リジェネラティブ
リジェネラティブとは?
「リジェネラティブ(Regenerative)」とは、「再生する」や「復活させる」といった意味の英単語がもとになった概念。環境や社会を、より良い状態へと再生させることに重きを置いていることが特徴です。類似の概念である「サステナビリティ(持続可能性)」と比べると、環境をより良い状態にするニュアンスが強く、サステナビリティの先を行く考え方として捉えられています。対象は環境問題にとどまらず、“場所やシステムの改善”を通じてビジネスを活性化したり、働く人の幸福感を高めたりといった範囲まで含みます。
リジェネラティブでビジネスが変わる
環境・事業・人を活性化する“再生”の実践
「サステナビリティ」と「リジェネラティブ」はどのように違うのでしょうか。サステナビリティが「環境負荷を抑え、これ以上の劣化を防ぐ」ことに重きを置くのに対し、リジェネラティブはそこからさらに進み、「失われつつあるものを再生し、より良い状態へと高める」ことを主眼とします。たとえば、森林の過剰な伐採を止めて現状を維持しようとするのがサステナビリティの発想で、荒廃した地域を豊かな生態系に戻すのがリジェネラティブの発想です。

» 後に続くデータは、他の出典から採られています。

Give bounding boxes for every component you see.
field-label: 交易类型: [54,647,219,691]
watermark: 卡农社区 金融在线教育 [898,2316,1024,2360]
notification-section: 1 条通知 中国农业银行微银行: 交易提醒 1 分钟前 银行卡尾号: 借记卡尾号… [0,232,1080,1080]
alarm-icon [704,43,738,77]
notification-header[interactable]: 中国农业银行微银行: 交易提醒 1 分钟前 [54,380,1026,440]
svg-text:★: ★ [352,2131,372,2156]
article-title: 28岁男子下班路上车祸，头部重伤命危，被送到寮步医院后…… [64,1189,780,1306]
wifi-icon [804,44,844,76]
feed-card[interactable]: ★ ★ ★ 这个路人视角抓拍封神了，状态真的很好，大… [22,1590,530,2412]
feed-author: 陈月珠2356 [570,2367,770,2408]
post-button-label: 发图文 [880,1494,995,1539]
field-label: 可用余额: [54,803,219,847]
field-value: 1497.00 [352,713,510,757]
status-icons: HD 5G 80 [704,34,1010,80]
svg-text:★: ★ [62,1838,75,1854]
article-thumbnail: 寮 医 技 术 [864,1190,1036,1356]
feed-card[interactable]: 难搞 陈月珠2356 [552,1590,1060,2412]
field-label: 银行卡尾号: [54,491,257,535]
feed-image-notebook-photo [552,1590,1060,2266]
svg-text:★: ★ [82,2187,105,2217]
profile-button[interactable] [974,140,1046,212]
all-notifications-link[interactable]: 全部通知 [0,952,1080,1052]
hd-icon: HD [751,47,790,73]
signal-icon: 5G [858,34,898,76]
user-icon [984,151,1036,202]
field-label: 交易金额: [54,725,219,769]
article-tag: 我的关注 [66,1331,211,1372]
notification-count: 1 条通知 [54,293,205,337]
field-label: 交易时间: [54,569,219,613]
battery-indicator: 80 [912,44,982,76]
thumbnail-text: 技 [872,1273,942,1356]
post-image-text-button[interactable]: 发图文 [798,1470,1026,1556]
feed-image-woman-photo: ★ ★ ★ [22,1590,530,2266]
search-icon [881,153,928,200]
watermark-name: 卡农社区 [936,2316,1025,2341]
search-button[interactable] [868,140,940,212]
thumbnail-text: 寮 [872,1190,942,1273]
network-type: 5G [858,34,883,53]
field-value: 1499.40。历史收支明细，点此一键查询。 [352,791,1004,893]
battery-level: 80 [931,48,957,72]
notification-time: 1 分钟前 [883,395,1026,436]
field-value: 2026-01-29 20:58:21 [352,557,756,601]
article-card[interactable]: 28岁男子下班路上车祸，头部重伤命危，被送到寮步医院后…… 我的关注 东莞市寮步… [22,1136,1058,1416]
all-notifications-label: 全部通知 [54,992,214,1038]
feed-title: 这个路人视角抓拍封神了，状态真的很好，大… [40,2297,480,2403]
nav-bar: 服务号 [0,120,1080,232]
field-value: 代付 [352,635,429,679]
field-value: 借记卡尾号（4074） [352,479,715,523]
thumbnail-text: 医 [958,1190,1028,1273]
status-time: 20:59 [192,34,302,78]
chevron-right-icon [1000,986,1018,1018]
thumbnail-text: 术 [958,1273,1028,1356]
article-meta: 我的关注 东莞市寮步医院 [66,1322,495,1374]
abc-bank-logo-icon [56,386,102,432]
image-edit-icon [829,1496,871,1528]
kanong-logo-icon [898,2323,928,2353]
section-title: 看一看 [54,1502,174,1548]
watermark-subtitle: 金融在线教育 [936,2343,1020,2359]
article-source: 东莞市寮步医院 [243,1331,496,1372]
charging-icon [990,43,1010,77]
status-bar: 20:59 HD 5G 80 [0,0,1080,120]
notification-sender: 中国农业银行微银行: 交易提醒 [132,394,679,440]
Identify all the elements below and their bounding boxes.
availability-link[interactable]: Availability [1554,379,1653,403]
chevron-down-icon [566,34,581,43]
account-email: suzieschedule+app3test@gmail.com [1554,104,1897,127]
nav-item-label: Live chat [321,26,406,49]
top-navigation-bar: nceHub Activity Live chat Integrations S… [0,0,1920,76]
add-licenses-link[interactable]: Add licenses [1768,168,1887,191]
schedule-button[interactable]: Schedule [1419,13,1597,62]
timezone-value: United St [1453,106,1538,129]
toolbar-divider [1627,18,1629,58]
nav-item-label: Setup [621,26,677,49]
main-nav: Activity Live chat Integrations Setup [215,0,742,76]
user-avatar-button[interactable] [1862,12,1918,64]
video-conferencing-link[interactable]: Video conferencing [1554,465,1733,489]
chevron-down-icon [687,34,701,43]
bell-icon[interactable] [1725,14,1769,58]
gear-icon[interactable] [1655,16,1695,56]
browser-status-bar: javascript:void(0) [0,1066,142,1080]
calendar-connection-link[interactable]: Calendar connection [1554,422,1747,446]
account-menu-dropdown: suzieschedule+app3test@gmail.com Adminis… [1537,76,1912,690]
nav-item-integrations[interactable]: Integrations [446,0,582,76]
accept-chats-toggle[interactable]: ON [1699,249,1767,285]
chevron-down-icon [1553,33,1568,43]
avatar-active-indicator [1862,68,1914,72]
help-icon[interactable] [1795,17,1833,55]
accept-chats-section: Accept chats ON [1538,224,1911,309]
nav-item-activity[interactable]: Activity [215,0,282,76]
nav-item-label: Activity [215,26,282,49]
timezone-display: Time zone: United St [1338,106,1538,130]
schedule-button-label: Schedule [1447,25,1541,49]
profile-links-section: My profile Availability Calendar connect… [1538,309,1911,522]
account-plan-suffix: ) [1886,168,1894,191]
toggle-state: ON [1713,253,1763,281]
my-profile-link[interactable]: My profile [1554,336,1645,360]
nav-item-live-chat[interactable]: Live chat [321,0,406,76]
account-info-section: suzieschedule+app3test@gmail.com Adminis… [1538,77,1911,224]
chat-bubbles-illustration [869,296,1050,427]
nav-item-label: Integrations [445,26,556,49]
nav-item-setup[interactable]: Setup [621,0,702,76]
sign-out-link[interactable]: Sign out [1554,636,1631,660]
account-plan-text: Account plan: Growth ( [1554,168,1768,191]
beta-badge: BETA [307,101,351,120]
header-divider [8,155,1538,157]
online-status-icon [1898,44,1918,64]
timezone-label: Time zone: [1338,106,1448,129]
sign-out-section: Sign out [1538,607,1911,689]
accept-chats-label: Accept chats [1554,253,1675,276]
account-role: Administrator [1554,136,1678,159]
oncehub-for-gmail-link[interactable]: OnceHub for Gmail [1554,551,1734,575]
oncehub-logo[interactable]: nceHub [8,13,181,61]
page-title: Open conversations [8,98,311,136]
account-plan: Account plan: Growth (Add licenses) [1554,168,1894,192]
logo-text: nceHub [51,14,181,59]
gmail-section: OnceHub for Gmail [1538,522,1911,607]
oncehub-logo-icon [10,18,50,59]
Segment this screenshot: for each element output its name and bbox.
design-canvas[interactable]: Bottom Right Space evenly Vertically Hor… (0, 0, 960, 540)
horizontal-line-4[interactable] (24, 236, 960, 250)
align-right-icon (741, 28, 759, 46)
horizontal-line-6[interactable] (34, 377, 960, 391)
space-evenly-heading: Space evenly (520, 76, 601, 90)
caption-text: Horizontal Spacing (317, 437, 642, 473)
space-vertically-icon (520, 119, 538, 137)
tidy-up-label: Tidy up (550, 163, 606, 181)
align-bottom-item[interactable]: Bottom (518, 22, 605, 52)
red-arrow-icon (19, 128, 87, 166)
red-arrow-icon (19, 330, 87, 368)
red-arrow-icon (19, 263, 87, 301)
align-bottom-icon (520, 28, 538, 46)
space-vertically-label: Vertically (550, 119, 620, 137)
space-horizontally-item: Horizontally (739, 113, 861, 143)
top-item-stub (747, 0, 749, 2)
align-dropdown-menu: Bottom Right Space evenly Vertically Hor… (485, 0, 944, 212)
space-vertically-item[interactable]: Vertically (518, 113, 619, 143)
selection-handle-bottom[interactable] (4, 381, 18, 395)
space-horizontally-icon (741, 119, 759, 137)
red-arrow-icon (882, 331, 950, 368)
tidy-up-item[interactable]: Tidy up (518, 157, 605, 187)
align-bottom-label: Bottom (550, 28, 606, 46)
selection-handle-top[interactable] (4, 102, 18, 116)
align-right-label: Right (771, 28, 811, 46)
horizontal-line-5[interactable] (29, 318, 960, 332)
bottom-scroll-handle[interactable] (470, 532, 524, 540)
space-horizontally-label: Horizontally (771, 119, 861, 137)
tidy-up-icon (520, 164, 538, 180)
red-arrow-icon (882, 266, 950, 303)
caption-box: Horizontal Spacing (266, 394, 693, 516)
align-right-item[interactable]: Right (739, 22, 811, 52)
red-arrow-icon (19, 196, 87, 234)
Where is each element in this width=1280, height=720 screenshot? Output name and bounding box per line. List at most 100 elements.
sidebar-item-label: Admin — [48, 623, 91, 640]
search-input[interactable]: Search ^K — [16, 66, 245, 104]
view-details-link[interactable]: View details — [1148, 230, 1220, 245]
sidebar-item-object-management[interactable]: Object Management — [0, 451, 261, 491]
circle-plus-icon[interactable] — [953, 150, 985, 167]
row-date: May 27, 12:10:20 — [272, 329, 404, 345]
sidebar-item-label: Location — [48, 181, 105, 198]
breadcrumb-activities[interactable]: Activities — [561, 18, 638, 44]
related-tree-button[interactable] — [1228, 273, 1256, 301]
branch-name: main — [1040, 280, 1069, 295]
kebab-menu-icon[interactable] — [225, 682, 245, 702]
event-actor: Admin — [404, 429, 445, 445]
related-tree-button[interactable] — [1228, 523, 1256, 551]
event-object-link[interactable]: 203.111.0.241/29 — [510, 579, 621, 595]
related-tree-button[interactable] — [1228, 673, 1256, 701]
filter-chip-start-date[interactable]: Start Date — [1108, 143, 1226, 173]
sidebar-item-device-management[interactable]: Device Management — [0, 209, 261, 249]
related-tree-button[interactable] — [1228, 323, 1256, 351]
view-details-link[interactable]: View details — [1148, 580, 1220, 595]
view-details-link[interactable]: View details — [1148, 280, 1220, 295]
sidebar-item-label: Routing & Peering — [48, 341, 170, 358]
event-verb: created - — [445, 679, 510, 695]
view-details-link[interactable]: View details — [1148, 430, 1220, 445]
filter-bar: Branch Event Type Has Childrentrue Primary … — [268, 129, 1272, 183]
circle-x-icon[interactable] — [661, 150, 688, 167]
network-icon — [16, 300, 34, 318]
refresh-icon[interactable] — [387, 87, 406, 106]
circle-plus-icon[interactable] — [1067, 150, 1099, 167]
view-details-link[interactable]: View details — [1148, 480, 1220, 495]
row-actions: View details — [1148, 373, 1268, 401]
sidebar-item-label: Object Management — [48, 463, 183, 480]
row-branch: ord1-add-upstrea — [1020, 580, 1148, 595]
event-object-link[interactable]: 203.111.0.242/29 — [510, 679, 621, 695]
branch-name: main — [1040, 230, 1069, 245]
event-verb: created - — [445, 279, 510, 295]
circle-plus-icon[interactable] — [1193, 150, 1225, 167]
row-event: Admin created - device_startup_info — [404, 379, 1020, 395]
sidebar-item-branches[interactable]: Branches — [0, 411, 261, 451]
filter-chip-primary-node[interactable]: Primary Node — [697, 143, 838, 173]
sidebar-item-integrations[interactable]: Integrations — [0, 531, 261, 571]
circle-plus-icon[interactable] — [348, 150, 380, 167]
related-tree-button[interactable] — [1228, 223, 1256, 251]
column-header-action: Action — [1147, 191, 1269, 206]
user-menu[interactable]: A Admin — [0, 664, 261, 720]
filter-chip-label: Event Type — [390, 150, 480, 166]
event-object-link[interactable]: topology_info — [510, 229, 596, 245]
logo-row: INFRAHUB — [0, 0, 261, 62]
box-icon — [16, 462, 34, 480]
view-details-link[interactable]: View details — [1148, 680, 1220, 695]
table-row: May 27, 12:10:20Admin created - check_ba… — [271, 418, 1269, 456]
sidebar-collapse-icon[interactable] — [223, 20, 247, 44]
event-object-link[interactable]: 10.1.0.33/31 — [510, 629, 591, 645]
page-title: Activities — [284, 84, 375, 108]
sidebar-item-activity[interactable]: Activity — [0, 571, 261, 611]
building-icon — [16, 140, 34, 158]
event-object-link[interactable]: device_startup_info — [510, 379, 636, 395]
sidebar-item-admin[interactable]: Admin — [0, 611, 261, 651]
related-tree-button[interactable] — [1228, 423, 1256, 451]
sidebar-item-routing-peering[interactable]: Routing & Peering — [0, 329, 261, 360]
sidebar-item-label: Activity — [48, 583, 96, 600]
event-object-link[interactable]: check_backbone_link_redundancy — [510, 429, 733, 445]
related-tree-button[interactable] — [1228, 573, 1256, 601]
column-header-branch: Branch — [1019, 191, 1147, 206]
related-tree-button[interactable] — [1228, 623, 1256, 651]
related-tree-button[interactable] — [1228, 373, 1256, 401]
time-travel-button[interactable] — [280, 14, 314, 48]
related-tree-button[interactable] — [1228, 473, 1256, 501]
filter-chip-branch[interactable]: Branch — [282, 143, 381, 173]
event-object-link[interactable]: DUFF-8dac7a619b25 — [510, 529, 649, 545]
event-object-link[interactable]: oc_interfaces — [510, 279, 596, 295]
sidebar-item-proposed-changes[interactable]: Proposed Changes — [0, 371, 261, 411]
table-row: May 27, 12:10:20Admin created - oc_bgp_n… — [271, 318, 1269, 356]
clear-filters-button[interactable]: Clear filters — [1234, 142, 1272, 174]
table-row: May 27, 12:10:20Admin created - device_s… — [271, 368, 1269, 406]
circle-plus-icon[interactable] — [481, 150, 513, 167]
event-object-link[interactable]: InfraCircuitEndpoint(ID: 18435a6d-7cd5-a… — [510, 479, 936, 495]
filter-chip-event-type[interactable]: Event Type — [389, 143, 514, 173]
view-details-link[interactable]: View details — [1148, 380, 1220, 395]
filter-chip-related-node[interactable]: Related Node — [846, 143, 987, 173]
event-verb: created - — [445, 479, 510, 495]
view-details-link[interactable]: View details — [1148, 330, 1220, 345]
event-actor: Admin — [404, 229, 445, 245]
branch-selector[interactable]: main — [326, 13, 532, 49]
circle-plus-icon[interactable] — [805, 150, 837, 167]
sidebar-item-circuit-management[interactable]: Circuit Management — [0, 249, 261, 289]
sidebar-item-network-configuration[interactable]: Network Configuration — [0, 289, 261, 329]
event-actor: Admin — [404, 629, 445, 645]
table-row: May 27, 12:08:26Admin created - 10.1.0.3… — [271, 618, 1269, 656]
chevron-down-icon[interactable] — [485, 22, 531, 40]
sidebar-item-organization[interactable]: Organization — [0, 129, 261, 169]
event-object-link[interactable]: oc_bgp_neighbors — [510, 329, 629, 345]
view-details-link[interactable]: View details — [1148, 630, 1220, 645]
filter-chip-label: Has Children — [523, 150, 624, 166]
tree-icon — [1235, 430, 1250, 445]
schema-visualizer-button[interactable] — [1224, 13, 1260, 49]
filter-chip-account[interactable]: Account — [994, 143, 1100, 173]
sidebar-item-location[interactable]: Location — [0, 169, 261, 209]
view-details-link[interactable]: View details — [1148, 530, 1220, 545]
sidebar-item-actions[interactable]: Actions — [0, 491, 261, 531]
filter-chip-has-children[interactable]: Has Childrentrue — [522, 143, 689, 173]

リジェネラティブは環境保全にとどまらず、システムを改善することでビジネスそのものを活性化する動きにまで広がっています。たとえば、循環型のビジネスモデルで製品を設計し、製造や廃棄のプロセスを見直すことで、生産コストと環境負荷の両方に効果のあるスキームで新製品を作るなど。単に現状を守るだけでなく、未来の事業展開をより広げていくきっかけにもなります。
リジェネラティブには、“人々をより幸福で前向きな気分にする”という要素もあります。環境保護への取り組みが生むのは、CO2削減などの物理的な効果だけでなく、従業員や顧客の「私たちが自然保護の一翼を担い、社会に貢献している」という実感です。
リジェネラティブを実践している企業として挙げられるのが、パタゴニア社です。同社は環境配慮型の素材を使用するほか、「リジェネラティブ・オーガニック農法」を推進。土壌や生態系をより豊かな状態へ再生させる仕組みを構築しています。さらに、労働者の待遇など社会的な側面にも配慮。生産者・消費者・地域社会が協力することで、土壌と消費の適切な循環を生み出しています。同社はリジェネラティブの先駆者として消費者から認知されており、エシカル消費の代表格となっています。
このようにリジェネラティブは、環境負荷を下げるだけでなく、経営にプラスを生み出す潜在力も秘めています。人事部門がリジェネラティブの視点を強化することで社員の視座が上がり、事業に反映され、組織全体が“再生”されるきっかけになるかもしれません。